Las ventas han sido moderadas para prácticamente todas las marcas, a pesar de grandes campañas publicitarias y el objetivo de convertirlo en una revolución que nunca llegó, aunque podría suceder en algunos años.
Ya hemos visto como meses después de sus anuncios, relojes de Motorola, LG (o prácticamente cualquier otra marca) han descendido abruptamente en precio para intentar convencer a los usuarios más arriesgados a comprar uno.
Pero hay un ejemplo claro del poco interés en los relojes inteligentes: el Apple Watch.
Apple ha conseguido con los años atraer a consumidores listos para invertir su dinero en los productos de la compañía, y -a diferencia de lo que sucede con sus competidores- es muy raro encontrar un producto de Apple descontado, a menos que ya haya salido una nueva generación.
Es por eso que ver como el Apple Watch se vende ahora en Estados Unidos con un 30% de descuento (y sin conocerse una nueva generación) es una muestra más del poco interés en los relojes inteligentes en general. El modelo de entrada se ofrece a US$ 249 frente al precio normal de US$ 349.

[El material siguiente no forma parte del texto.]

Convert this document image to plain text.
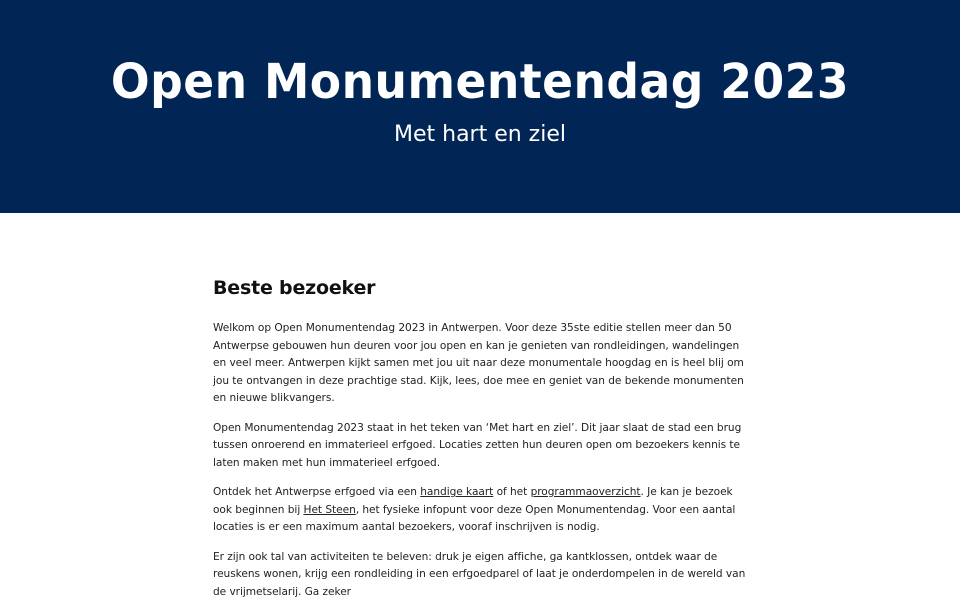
Open Monumentendag 2023
Met hart en ziel
Beste bezoeker

Welkom op Open Monumentendag 2023 in Antwerpen. Voor deze 35ste editie stellen meer dan 50 Antwerpse gebouwen hun deuren voor jou open en kan je genieten van rondleidingen, wandelingen en veel meer. Antwerpen kijkt samen met jou uit naar deze monumentale hoogdag en is heel blij om jou te ontvangen in deze prachtige stad. Kijk, lees, doe mee en geniet van de bekende monumenten en nieuwe blikvangers.

Open Monumentendag 2023 staat in het teken van ‘Met hart en ziel’. Dit jaar slaat de stad een brug tussen onroerend en immaterieel erfgoed. Locaties zetten hun deuren open om bezoekers kennis te laten maken met hun immaterieel erfgoed.

Ontdek het Antwerpse erfgoed via een handige kaart of het programmaoverzicht. Je kan je bezoek ook beginnen bij Het Steen, het fysieke infopunt voor deze Open Monumentendag. Voor een aantal locaties is er een maximum aantal bezoekers, vooraf inschrijven is nodig.

Er zijn ook tal van activiteiten te beleven: druk je eigen affiche, ga kantklossen, ontdek waar de reuskens wonen, krijg een rondleiding in een erfgoedparel of laat je onderdompelen in de wereld van de vrijmetselarij. Ga zeker
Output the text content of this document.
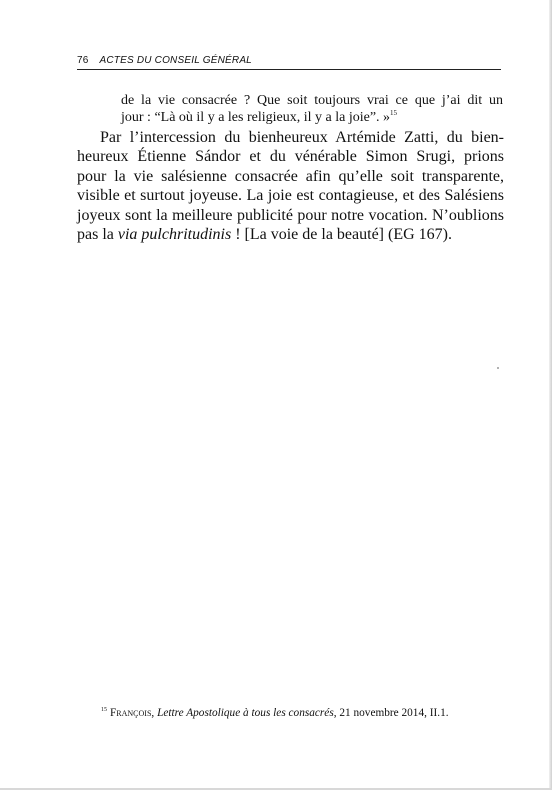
76 ACTES DU CONSEIL GÉNÉRAL
de la vie consacrée ? Que soit toujours vrai ce que j’ai dit un
jour : “Là où il y a les religieux, il y a la joie”. »$^{15}$
Par l’intercession du bienheureux Artémide Zatti, du bien-
heureux Étienne Sándor et du vénérable Simon Srugi, prions
pour la vie salésienne consacrée afin qu’elle soit transparente,
visible et surtout joyeuse. La joie est contagieuse, et des Salésiens
joyeux sont la meilleure publicité pour notre vocation. N’oublions
pas la via pulchritudinis ! [La voie de la beauté] (EG 167).
$^{15}$ François, Lettre Apostolique à tous les consacrés, 21 novembre 2014, II.1.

Esto, sumado a que Apple no ha dicho ni un palabra sobre cuantos relojes se han vendido, a pesar de saberse que le ha ido mucho mejor que a la competencia.
La idea de vender los relojes inteligentes como “piezas de lujo” quedó desvanecida rápidamente, y en particular el Apple Watch ya no es exclusividad de sus propias tiendas, sino que se vende en supermercados o tiendas como Wal-Mart, Target, Best Buy, etc.
Esto no significa que los smartwatches no tengan futuro, pero sí que por el momento deberán hacer mucho más que replicar notificaciones del teléfono para atraer al mercado.
Si Apple no ha conseguido el éxito esperado con su imagen de marca, para el resto de las compañías el panorama es mucho más difícil, y será interesante ver que sucede durante 2016.